Applying to M' the Gram-Shmidt orthogonalization method, we obtain an orthonormal set B with span B is dense in H. We are to show that B is an orthonormal basis in H.

Let $B = \{v_1, v_2, ...\}$ and x be an element of H. We'll show that the series $x_n=\sum_{k=1}^n\langle x, v_k\rangle v_k$ converges to x.

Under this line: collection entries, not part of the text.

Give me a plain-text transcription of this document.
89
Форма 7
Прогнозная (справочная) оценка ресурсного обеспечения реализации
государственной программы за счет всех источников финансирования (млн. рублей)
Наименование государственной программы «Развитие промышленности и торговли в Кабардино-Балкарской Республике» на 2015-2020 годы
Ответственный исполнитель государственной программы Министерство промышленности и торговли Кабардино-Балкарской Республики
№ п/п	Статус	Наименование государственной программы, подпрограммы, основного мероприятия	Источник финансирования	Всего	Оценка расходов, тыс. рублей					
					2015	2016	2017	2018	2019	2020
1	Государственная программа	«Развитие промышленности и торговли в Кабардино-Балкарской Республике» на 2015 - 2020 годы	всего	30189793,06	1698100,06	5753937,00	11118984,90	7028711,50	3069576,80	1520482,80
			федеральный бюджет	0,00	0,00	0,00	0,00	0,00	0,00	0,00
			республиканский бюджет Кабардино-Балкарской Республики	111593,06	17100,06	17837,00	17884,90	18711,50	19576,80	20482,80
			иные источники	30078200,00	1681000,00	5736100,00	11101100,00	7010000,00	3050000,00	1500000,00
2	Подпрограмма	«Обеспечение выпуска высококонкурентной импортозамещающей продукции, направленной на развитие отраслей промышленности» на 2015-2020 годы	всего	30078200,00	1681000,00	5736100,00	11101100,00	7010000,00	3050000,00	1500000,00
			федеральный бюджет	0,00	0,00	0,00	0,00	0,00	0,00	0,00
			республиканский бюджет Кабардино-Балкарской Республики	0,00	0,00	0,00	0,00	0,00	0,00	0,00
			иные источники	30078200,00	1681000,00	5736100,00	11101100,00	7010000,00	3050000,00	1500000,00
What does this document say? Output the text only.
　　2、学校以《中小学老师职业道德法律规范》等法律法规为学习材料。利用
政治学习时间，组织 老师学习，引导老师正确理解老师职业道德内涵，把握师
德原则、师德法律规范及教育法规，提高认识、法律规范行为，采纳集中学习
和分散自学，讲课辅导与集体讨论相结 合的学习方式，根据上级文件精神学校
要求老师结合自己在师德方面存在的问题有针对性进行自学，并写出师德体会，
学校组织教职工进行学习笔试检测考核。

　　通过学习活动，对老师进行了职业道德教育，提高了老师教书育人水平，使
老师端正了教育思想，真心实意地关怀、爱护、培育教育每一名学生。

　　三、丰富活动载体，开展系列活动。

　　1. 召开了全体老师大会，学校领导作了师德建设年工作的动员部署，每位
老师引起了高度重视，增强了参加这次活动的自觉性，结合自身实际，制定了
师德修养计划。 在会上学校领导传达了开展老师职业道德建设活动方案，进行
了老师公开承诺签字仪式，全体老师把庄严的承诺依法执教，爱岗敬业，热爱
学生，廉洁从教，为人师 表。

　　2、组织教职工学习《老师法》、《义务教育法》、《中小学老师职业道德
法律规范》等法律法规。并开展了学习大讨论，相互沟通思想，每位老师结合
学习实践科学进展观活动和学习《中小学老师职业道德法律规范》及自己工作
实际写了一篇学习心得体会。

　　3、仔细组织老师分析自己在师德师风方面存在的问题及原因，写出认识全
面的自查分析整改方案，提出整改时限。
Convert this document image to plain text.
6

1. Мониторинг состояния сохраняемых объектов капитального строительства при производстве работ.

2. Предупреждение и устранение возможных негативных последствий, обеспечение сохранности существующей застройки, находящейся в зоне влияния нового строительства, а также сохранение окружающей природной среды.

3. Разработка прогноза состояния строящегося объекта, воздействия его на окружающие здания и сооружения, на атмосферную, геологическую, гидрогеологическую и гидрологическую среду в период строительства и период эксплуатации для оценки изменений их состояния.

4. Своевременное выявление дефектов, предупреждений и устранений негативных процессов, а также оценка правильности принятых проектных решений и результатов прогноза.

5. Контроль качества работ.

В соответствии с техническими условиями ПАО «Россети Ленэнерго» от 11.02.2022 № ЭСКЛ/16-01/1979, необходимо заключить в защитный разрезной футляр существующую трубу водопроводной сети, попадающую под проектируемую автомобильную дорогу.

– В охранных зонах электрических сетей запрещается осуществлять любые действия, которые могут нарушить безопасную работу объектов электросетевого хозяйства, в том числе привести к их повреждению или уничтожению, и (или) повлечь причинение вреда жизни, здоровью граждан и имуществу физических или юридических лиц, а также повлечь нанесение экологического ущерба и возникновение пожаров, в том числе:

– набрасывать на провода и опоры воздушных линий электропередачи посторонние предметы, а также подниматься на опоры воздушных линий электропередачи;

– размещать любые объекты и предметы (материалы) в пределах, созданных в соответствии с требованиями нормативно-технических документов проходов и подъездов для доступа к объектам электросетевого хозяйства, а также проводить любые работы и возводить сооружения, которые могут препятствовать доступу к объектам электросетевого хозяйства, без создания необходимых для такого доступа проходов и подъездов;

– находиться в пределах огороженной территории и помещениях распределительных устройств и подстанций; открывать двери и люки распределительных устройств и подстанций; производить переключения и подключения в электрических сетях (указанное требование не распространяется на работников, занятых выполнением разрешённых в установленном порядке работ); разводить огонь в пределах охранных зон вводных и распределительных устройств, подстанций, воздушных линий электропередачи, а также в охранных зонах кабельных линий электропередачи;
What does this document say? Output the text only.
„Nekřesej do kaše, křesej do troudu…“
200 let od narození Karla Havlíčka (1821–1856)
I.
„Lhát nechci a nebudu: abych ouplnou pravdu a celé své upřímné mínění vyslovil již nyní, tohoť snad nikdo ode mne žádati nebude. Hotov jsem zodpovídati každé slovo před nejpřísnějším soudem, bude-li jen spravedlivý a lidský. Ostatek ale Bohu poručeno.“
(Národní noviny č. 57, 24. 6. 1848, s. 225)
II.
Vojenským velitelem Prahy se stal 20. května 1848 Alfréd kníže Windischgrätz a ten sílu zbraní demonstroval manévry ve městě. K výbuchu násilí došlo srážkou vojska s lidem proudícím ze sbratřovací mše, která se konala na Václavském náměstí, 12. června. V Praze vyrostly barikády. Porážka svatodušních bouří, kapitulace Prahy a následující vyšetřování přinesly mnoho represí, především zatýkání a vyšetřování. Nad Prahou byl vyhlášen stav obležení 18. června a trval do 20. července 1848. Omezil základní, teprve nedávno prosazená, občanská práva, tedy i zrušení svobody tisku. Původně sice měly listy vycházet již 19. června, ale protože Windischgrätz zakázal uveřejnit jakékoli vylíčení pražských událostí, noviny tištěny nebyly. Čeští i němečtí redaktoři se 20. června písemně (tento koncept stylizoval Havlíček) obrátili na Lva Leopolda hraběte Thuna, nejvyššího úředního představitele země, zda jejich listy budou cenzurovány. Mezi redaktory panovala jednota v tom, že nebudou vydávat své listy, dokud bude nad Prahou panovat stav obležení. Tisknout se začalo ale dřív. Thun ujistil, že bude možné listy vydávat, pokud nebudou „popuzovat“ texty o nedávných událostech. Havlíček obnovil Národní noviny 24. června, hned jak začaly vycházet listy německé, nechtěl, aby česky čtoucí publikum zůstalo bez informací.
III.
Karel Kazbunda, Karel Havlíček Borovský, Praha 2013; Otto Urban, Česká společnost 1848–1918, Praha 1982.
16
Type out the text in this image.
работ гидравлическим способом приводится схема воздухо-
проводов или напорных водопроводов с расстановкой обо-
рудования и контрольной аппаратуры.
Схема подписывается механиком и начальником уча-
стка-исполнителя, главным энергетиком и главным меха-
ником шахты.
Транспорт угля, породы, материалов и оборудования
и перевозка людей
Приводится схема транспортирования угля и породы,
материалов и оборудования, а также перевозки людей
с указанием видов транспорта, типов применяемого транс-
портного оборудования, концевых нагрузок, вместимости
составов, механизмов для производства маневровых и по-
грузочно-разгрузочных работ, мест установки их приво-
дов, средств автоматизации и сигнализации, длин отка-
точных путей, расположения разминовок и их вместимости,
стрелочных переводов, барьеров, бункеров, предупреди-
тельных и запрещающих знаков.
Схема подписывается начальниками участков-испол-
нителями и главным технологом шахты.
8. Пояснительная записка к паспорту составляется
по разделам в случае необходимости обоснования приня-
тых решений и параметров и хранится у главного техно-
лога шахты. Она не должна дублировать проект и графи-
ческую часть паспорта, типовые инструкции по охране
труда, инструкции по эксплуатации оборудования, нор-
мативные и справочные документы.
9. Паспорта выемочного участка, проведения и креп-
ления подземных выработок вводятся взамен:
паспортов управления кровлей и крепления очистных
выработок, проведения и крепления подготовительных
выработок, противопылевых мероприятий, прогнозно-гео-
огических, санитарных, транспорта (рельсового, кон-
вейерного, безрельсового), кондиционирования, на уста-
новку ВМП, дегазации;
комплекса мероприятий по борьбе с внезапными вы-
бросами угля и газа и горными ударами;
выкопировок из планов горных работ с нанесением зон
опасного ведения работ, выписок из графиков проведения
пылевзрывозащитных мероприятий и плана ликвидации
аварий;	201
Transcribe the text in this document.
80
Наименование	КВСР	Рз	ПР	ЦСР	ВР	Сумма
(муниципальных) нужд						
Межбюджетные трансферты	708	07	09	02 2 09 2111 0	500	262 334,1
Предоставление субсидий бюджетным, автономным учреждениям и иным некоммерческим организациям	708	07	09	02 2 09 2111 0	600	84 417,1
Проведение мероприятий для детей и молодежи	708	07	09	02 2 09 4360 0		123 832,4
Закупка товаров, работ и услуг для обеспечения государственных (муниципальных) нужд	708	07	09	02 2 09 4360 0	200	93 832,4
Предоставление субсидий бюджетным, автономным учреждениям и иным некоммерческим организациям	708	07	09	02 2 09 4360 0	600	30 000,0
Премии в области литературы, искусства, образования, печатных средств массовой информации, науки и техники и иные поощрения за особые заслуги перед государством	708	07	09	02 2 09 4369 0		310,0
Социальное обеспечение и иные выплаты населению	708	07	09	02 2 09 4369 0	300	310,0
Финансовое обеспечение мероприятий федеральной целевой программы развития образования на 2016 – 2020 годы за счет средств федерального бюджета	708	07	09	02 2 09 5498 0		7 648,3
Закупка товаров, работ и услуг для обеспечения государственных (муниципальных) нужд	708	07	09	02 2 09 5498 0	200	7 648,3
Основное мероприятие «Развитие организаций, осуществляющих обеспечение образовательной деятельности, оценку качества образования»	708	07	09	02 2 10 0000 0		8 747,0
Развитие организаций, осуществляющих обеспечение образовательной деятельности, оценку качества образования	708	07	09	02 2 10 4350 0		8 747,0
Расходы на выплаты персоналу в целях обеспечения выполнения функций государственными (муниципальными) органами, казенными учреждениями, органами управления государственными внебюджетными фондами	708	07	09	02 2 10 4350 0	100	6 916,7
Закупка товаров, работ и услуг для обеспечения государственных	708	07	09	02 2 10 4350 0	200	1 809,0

Let $\varepsilon>0$ and $|x-\sum_{k=1}^n\lambda_kv_k|<\varepsilon$ (it is possible to find such linear combination, since span B is dense in H). Then $\langle x-x_n,v_k\rangle=\langle x,v_k\rangle-\langle x_n,v_k\rangle=\langle x,v_k\rangle-\langle x,v_k\rangle=0$, hence $\langle x-x_n,x_n-\sum_{k=1}^n\lambda_kv_k\rangle=0$ and, by Pythagorean theorem, $|x-\sum_{k=1}^n\lambda_kv_k|^2=|(x-x_n)+(x_n-\sum_{k=1}^n\lambda_kv_k)|^2 = |x-x_n|^2+|x_n-\sum_{k=1}^n\lambda_kv_k|^2$ , which implies $|x-x_n|^2=|x-\sum_{k=1}^n\lambda_kv_k|^2-|x_n-\sum_{k=1}^n\lambda_kv_k|^2<\varepsilon^2$ and $|x-x_n|<\varepsilon$.

For instance, if we take $\sum_{k=1}^n\lambda_kv_k=x_{n-1}$ , then we have $|x-x_n|^2=|x-x_{n-1}|^2-|x_n-x_{n-1}|^2\leq |x-x_{n-1}|^2$ which implies $|x-x_n|\leq|x-x_{n-1}|$.

Therefore, the sequense $|x-x_n|$ is monotonous, non-negative and starting from some n is lesser than $\varepsilon$. This means $x_n$ converges to x and, therefore, B is an orthonormal basis in H.